(continuação)
II
Muito da minha vida de lobo sem alcateia fora, em tempos, vertida ali. Era um modo diferente de estar só. Quando se ganha o hábito duma solidão indesejada, gostamos de barulho e gente à nossa volta, mesmo que se continue a ter a solidão, apenas, por companhia. Tinham sido noites a fio. A fio, quer no desfolhar do calendário, quer no girar do relógio. Pachorrentamente desfiadas na contemplação dos variados tipos por ali aparecidos, potenciais monos, com mais retoque ou menos pincelada, do meu arquivo de escritos. Assíduo frequentador, ao ponto de merecer o honroso qualificativo de cliente habitual, com direito a gin inglês e desnecessidade de consumo mínimo.

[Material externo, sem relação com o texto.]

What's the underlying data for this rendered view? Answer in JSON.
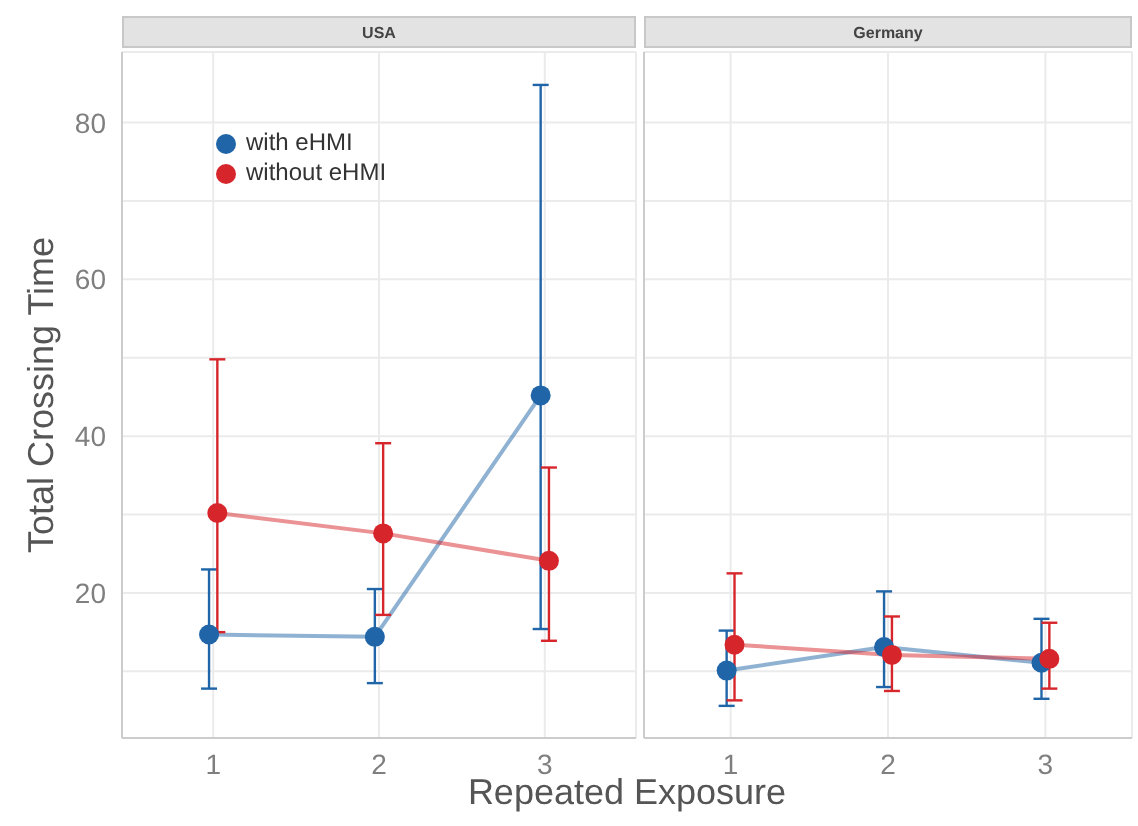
{
  "chart_data": [
    {
      "type": "line",
      "title": "USA",
      "xlabel": "Repeated Exposure",
      "ylabel": "Total Crossing Time",
      "categories": [
        "1",
        "2",
        "3"
      ],
      "ylim": [
        1.5,
        89
      ],
      "yticks": [
        {
          "value": 10,
          "label": null
        },
        20,
        {
          "value": 30,
          "label": null
        },
        40,
        {
          "value": 50,
          "label": null
        },
        60,
        {
          "value": 70,
          "label": null
        },
        80
      ],
      "grid": true,
      "legend": "top left",
      "marker": "circle",
      "series": [
        {
          "name": "with eHMI",
          "color": "#1f65a8",
          "values": [
            14.7,
            14.4,
            45.2
          ],
          "errors": [
            [
              7.8,
              23
            ],
            [
              8.5,
              20.5
            ],
            [
              15.4,
              84.8
            ]
          ]
        },
        {
          "name": "without eHMI",
          "color": "#d7262b",
          "values": [
            30.2,
            27.6,
            24.1
          ],
          "errors": [
            [
              15,
              49.8
            ],
            [
              17.2,
              39.1
            ],
            [
              13.9,
              36
            ]
          ]
        }
      ]
    },
    {
      "type": "line",
      "title": "Germany",
      "categories": [
        "1",
        "2",
        "3"
      ],
      "ylim": [
        1.5,
        89
      ],
      "yticks": [
        {
          "value": 10,
          "label": null
        },
        20,
        {
          "value": 30,
          "label": null
        },
        40,
        {
          "value": 50,
          "label": null
        },
        60,
        {
          "value": 70,
          "label": null
        },
        80
      ],
      "grid": true,
      "tick_labels": "x",
      "marker": "circle",
      "series": [
        {
          "color": "#1f65a8",
          "values": [
            10.1,
            13.1,
            11.1
          ],
          "errors": [
            [
              5.6,
              15.2
            ],
            [
              8,
              20.2
            ],
            [
              6.5,
              16.7
            ]
          ]
        },
        {
          "color": "#d7262b",
          "values": [
            13.4,
            12.1,
            11.6
          ],
          "errors": [
            [
              6.3,
              22.5
            ],
            [
              7.5,
              17
            ],
            [
              7.8,
              16.2
            ]
          ]
        }
      ]
    }
  ]
}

De copo na mão, como quem segura numa flor recém-colhida, passara a ser, eu mesmo, uma justificação mais para o nome sugestivo do dancing, dolentemente piscado pelas esverdeadas luzes de neon: "Borboleta Negra". Esgotadas, pela repetição, as novidades do lugar, passara a frequentá-lo apenas em momentos de tédio, com a sem-vontade de quem cumpre, desinteressadamente, um ritual.
Desci as escadas, depois de receber o cumprimento do porteiro, suficientemente servil para justificar a nota de cinquenta à saída, e fui desaguar no estrépito da sala, vomitado pelas muitas centenas de ómios da poderosa amplificação sonora. Tímpanos a vibrar ao compasso ritmado dum trecho em voga. Olhos a rasgar a semi-obscuridade das margens da pista de dança, onde uma escassa meia dúzia de pares ameaçava movimentar-se. Corpos colados com a avidez de quem tenta encontrar num único sentido, o do tacto, compensação para os restantes. Alienados. No ruído atordoante da música. No paladar barato das bebidas a martelo. No estralejar das luzes psicadélicas, a incidir no centro da pista. No odor da transpiração misturada com água de colónia vendida a litro. A clientela masculina não era muito numerosa, talvez por ser terça-feira e o próximo fim do mês ainda estar longe, embora não tanto como o passado.